The profits which pay dividends have been taxed at 30% before the dividend is deducted. One could thus argue that the dividends have already been subjected to tax.

Income in the form of dividends includes income arising from shares and participation in the profits in any type of company as well as similar incomes distributed by any entity enumerated by article 38 of the law. Withholding tax is 15%

The term “royalty income’ includes all payments of any kind received as a payment for the use of, or the right to use, any copyright of literary, craftsmanship or scientific work including cinematograph films, films, or tapes used for radio or television broadcasting. The term also includes any payment received from using a trademark, design or model, computer application secret formula or process. It also includes the price of using, or of the right to use, industrial, commercial or scientific equipment or for information concerning industrial, commercial or scientific knowledge. Royalty income also includes payments for natural resource payments. Again tax is 15% flat rate

Rental income: All revenues derived from rent of machinery and other equipment and land including livestock in Rwanda, are included in taxable income, reduced by:

  • ten per cent (10%) of gross revenue as deemed expense;
  • interest paid on loans;
  • depreciation expenses as determined according to Article 24of the DTI. Income derived from the rent of buildings or houses incorporated as assets mentioned in Article 38 of this law is subject to corporate income tax and is exempted from rental income tax.
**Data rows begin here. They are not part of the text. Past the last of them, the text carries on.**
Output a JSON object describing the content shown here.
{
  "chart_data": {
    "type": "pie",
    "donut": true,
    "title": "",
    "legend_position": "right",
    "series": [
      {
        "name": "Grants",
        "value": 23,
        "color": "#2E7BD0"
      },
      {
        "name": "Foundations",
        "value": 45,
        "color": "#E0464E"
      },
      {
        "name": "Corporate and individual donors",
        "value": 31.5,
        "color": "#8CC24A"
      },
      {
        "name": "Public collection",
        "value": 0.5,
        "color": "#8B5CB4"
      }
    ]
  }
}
Rental incomes arising from houses and buildings incorporate as assets of qualifying entities (Art 38) are subject to corporation income tax and are exempted from rental income tax.  (Article 36 DTI).

Finally, it should be noted that some incomes can be compared to investment income as they are deducted at source using a rate identical to that used on investment income. These incomes include any profits from the lottery or any another games of chance (art. 51 DTI).  And yet more finally, lottery and gambling winnings are also subject to withholding tax at 15% and this deducted at source.

All withholding tax agents must complete returns and payments within 15 days of the period end,.

  Payment of tax

The rate of income tax applied to investments is not applied on a progressive basis as is the case for the majority of income tax payments described above. They are instead applied using a proportional rate which is fixed at fifteen percent (15%) of the assessed incomes (Article 33 parag.1 DTI).

“A withholding tax of fifteen percent (15%) is levied on the following payments made by resident individuals or resident entities including tax-exempt entities:

These incomes are any dividends, except those paid between companies, any interest paid on deposits, royalties, payments for performance by musicians, artist sportsperson and the profits of lotteries and other games of chance which have a monetary value (Article 51 DTI). The payments are subject to tax even when paid by or through an entity not resident in Rwanda For other investment incomes (interest other than that paid on money deposits, or rental incomes, other than those on houses and buildings and received by physical persons) the recipient will have to submit an annual declaration and to pay tax at a proportional rate of 15% by, at the latest, the 30th day of the sixth month of the following fiscal year (Article 12 DTI).